First, what I found lurking in my kitchen drawer will shock and horrify many women. Most of all my own mother. When I saw the long alien-looking sprouts protuding from the new potato I couldn't believe my eyes. I'd never seen sprouts this long on any potato, much less one of mine. Immediately, I knew this was the potato my husband was referring to when he mentioned buying the 3lb bag of new potatoes as opposed to the 5 lb bag. Clearly the deep kitchen drawer hadn't been opened in awhile. Before you judgmental hussies start forming opinions let me say that we have a fabulous, and I do mean fabulous, housekeeper. I applaud myself for the hire. My husband applauds her for the cleaning, scrubbing and refreshing she gives our home twice a week. So, you can imagine my surprise when I found a rotten potato in the center of my sparkling-clean kitchen. After retrieving the alien-looking new potato from the top of the drawer, I looked into the drawer more closely. Ugh. I saw a clear plastic bag. Oh no, I felt slightly sick at my stomach, what is it? I have to get it. It's my responsibility. I braced myself for the mushiness...yep. A baked potato. Not mushy. No long sprouts...just gumball, spikey-looking spheres all over its potato body. Good God, I thought, that is gnarly looking....

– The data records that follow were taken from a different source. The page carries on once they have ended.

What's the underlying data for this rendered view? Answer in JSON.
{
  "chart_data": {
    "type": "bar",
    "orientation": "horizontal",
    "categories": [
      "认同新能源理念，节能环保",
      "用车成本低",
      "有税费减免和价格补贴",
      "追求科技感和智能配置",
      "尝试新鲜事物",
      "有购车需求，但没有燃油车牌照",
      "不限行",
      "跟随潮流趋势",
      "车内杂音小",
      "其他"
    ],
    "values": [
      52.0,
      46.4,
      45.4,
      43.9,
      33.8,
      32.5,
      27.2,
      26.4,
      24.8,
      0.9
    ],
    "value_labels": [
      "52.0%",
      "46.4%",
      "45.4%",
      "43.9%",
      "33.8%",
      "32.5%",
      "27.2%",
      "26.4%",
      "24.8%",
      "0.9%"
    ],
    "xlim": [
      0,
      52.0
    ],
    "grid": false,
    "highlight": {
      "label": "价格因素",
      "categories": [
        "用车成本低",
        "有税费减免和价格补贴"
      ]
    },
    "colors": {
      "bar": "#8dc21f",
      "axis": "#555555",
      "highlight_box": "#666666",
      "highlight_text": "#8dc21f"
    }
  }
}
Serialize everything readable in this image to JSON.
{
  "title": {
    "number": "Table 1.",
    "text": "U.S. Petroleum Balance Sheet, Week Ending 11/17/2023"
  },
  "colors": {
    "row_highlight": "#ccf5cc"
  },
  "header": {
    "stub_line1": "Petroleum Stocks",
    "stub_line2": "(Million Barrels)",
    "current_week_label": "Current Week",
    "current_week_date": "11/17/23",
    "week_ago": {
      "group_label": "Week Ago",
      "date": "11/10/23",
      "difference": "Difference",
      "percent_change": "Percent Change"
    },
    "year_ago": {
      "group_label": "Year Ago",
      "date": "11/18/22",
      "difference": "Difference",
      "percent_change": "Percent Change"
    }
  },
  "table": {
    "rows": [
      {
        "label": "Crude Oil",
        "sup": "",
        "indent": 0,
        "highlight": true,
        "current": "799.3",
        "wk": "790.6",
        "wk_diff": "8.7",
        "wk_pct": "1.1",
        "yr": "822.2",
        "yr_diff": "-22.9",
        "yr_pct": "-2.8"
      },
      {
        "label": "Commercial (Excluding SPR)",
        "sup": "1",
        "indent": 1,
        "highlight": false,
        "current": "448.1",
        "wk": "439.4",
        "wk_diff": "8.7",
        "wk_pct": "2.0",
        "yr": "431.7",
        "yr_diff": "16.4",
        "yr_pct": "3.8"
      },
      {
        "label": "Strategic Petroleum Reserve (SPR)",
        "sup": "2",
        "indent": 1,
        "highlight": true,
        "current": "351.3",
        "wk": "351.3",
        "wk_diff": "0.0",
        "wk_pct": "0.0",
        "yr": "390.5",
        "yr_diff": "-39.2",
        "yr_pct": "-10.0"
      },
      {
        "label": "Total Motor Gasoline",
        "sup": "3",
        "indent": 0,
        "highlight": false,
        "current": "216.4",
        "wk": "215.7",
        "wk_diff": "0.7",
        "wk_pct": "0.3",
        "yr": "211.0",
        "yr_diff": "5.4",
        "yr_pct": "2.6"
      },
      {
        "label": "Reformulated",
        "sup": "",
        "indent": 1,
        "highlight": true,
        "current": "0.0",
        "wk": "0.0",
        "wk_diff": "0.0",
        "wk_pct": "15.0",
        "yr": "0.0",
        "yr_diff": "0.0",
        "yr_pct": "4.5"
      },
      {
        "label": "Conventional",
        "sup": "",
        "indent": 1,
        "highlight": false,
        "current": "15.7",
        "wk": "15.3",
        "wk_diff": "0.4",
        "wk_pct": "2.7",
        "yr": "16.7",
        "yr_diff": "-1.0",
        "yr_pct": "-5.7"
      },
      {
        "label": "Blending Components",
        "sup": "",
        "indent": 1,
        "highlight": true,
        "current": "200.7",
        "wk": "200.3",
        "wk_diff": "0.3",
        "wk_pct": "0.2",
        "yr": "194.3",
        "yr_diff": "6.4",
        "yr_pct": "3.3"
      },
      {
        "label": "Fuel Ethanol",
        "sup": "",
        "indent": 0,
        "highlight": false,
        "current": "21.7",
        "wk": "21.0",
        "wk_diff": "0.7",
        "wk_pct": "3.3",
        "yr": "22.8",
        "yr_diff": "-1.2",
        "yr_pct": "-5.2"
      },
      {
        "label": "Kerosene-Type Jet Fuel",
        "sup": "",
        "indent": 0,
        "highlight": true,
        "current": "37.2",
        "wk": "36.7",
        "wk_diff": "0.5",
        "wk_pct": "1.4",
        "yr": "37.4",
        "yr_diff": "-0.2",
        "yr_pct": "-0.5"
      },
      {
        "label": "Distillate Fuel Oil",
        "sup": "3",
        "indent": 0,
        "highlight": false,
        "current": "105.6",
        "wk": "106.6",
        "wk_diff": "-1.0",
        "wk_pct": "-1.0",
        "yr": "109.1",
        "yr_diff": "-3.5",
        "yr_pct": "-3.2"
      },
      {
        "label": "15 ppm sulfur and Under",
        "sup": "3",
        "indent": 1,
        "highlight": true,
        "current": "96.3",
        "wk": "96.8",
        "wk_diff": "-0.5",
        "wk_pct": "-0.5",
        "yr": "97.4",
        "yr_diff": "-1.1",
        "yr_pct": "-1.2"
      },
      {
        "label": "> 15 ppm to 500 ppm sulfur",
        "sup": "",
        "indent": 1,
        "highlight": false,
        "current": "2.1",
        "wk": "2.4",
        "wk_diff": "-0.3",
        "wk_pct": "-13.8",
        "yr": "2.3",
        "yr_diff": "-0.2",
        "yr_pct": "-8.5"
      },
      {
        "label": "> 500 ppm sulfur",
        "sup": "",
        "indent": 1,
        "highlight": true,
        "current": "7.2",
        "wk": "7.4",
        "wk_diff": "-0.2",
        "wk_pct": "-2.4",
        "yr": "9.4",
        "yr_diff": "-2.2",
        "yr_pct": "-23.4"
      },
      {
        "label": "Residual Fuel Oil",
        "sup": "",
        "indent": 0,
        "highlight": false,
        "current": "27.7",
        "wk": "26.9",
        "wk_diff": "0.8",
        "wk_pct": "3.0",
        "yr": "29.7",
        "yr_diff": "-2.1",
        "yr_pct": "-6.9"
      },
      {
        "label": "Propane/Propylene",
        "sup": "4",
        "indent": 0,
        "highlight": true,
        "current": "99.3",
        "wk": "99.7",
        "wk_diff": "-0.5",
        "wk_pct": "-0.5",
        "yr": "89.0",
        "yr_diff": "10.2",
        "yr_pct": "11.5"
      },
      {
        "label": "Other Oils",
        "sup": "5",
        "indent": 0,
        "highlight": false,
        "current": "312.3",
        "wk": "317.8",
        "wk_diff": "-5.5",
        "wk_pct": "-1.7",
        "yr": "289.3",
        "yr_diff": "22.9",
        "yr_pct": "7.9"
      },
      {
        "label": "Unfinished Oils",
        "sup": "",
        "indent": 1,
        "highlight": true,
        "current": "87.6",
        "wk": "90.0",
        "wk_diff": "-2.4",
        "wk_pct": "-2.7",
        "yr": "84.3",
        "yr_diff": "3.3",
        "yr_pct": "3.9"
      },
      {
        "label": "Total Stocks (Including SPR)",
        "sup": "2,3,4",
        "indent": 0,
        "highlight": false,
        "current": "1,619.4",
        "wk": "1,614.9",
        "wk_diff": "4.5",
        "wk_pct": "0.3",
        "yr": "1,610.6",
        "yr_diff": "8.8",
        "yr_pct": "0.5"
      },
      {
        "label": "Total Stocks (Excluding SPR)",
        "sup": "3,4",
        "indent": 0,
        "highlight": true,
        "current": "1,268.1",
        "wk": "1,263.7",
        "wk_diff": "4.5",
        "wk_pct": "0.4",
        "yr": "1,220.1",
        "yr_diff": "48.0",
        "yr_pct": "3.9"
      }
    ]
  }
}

After finding the potato I've thought a lot about how my simple failure to open the drawer led to the gnarly sprouts growing and growing and growing. I walk by that drawer many times a day. If only I had thought to open the drawer. But I've been too busy.
The business of life has contributed to my 'twist.' You know, just realizing, accepting and understanding that life as a wife, mother, daughter, sister, friend and professional will continue to be very busy whether it's soccer season, summer, football season, or Christmas. If I'm going to find myself in a 'twist' whenever life is busy....well, then I'm in a perpetual twist. And I don't want to be in a twist forever. Webster's dictionary defines twist as "to contort or distort; to confuse; to spiral; to revolve or rotate; to wind, as a path does; writhe." The twist I'm referring to is a period of self-awareness. See me--twisting--turning--I'm pretty much inside-out trying to figure out who the hell this woman is today. Our oldest daughter's march toward adolescence was the impetus for my personal twist. [side note: Aunt Sammy if you're crying at his 4-K graduation, just wait until you're shaving armpit hairs.] My age--I'm turning 40 next January-- I'm sure has contributed to my twist. My personal twist has been a process of embracing myself as a woman who is entering her 40's. My personal twist has led to my accepting myself in spite of mistakes I've made recently and those made long ago. Part of the twist I've been in is a result of acknowledging the hurt and pain my parents failed marriage caused my sister and me (and them) and burying that hurt so it doesn't affect the way I feel about myself today, 25 years later.
Finding the rotten potatoes catapulted me into reality about the twist I've been in. What the fuck? I asked myself. What am I doing? I mean, the fucking potatoes are right under my nose...just open the drawer and throw them out. It is what it is. Nothing more. Nothing less. Rotten fucking potatoes. You just open the drawer and throw them out. My responsibility....ok, John could've opened the drawer and thrown them away but we all know if John opened that drawer he would've closed it quickly...knowing that I would clean it out.
Open the drawer Mama.
You may be shocked and amazed at what you find lurking in the drawers of a freshly cleaned kitchen...but honey it won't be any worse than what I found lurking in mine.